Ivan ressalta, ainda, que dá para levar as descobertas da biogeografia juntamente com conteúdos mais tradicionais do currículo escolar, como biodiversidade, domínios morfoclimáticos, áreas endêmicas, além da questão socioambiental. No caso desta última, a biogeografia estimula o debate sobre os riscos e impactos de desmatamentos, queimadas, da pesca e caça predatórias. “Essa é uma maneira de discutir a necessidade de proteger as espécies de plantas e animais de cada região, sob pena de perdermos essa diversidade por causa de uma exploração predatória do território”, afirma Ivan.
O sabor das frutas
Depois de pesquisar sobre o tema, Aline abriu a conversa perguntando aos estudantes quais frutas eles conheciam, de quais gostavam mais e onde costumavam encontrá-las. Como a escola se localiza em uma região periférica, com muitos alunos em situação de extrema pobreza, o assunto era delicado, já que as frutas e legumes são caros e nem sempre as famílias têm condições de comprá-los. Um dos alunos, porém, se lembrou das frutas no quintal da avó e contou isso para os colegas. A partir daí, a turma se animou a conversar sobre o assunto. Um ponto alto da atividade envolveu uma visita ao sacolão do bairro, localizado na esquina da escola. Com a autorização da gestão escolar e dos pais, e tendo em mãos um questionário preparado previamente, Aline e sua turma foram a campo para perguntar ao seu João, dono do estabelecimento, quais eram as frutas disponíveis no sacolão, quais eram mais consumidas e até se elas continham agrotóxicos. Ao final, com 50 reais disponibilizados pela professora, compraram e degustaram algumas delícias em sala de aula.

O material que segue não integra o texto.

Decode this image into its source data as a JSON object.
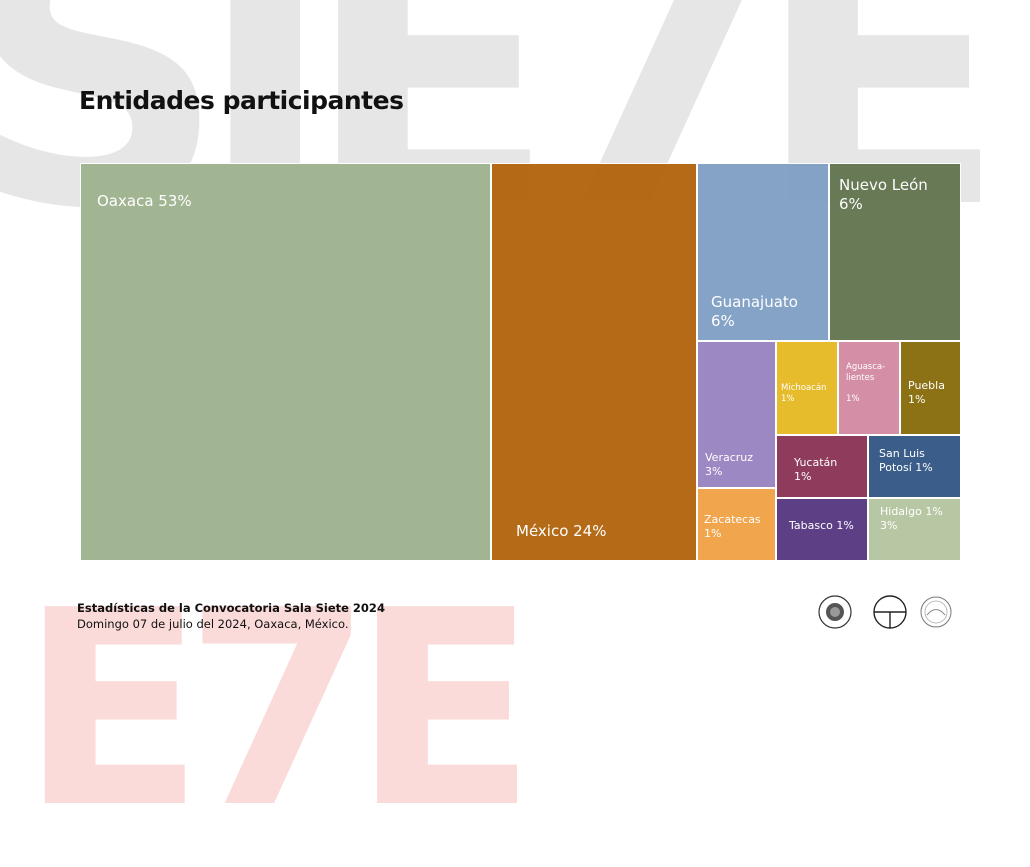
{
  "watermark": {
    "top_text": "SIE7E",
    "bottom_text": "E7E"
  },
  "page_title": "Entidades participantes",
  "chart_data": {
    "type": "treemap",
    "title": "Entidades participantes",
    "items": [
      {
        "label": "Oaxaca 53%",
        "name": "Oaxaca",
        "value": 53,
        "color": "#a2b593"
      },
      {
        "label": "México 24%",
        "name": "México",
        "value": 24,
        "color": "#b1640d"
      },
      {
        "label": "Guanajuato\n6%",
        "name": "Guanajuato",
        "value": 6,
        "color": "#7f9fc5"
      },
      {
        "label": "Nuevo León\n6%",
        "name": "Nuevo León",
        "value": 6,
        "color": "#61744e"
      },
      {
        "label": "Veracruz\n3%",
        "name": "Veracruz",
        "value": 3,
        "color": "#9c88c2"
      },
      {
        "label": "Zacatecas\n1%",
        "name": "Zacatecas",
        "value": 1,
        "color": "#f1a54c"
      },
      {
        "label": "Michoacán\n1%",
        "name": "Michoacán",
        "value": 1,
        "color": "#e6bb2c"
      },
      {
        "label": "Aguasca-\nlientes\n\n1%",
        "name": "Aguascalientes",
        "value": 1,
        "color": "#d48fa7"
      },
      {
        "label": "Puebla\n1%",
        "name": "Puebla",
        "value": 1,
        "color": "#8c7115"
      },
      {
        "label": "Yucatán\n1%",
        "name": "Yucatán",
        "value": 1,
        "color": "#8e3b5c"
      },
      {
        "label": "San Luis\nPotosí 1%",
        "name": "San Luis Potosí",
        "value": 1,
        "color": "#3a5d89"
      },
      {
        "label": "Tabasco 1%",
        "name": "Tabasco",
        "value": 1,
        "color": "#5d3f86"
      },
      {
        "label": "Hidalgo 1%\n3%",
        "name": "Hidalgo",
        "value": 1,
        "color": "#b7c6a3"
      }
    ]
  },
  "footer": {
    "line1": "Estadísticas de la Convocatoria Sala Siete 2024",
    "line2": "Domingo 07 de julio del 2024, Oaxaca, México."
  },
  "logos": [
    "seal-logo-1",
    "circle-crosshair-logo",
    "seal-logo-2"
  ]
}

Além de apresentar frutas nativas dos biomas (veja alguns exemplos no mapa), a professora propôs que os alunos refletissem sobre a experiência a partir da leitura do livro Abecedário Poético de Frutas, de Roseana Murray. Depois, os alunos produziram poesias a partir da degustação. “Queria que eles tivessem uma experiência ao mesmo tempo sensorial e poética”, lembra Aline. Quem não conseguiu articular os pensamentos em poesia pôde optar por relatar as sensações em prosa. O aluno Alanderson, porém, impressionou a professora pela sensibilidade, relacionando o assunto com um fato triste de sua vida. Para ele, o abacate teve um gosto podre igual ao que sentiu quando sua avó cometeu suicídio. Em outra poesia, ele contou sobre o dia em que seu pai quebrou a perna ao provar uma goiaba.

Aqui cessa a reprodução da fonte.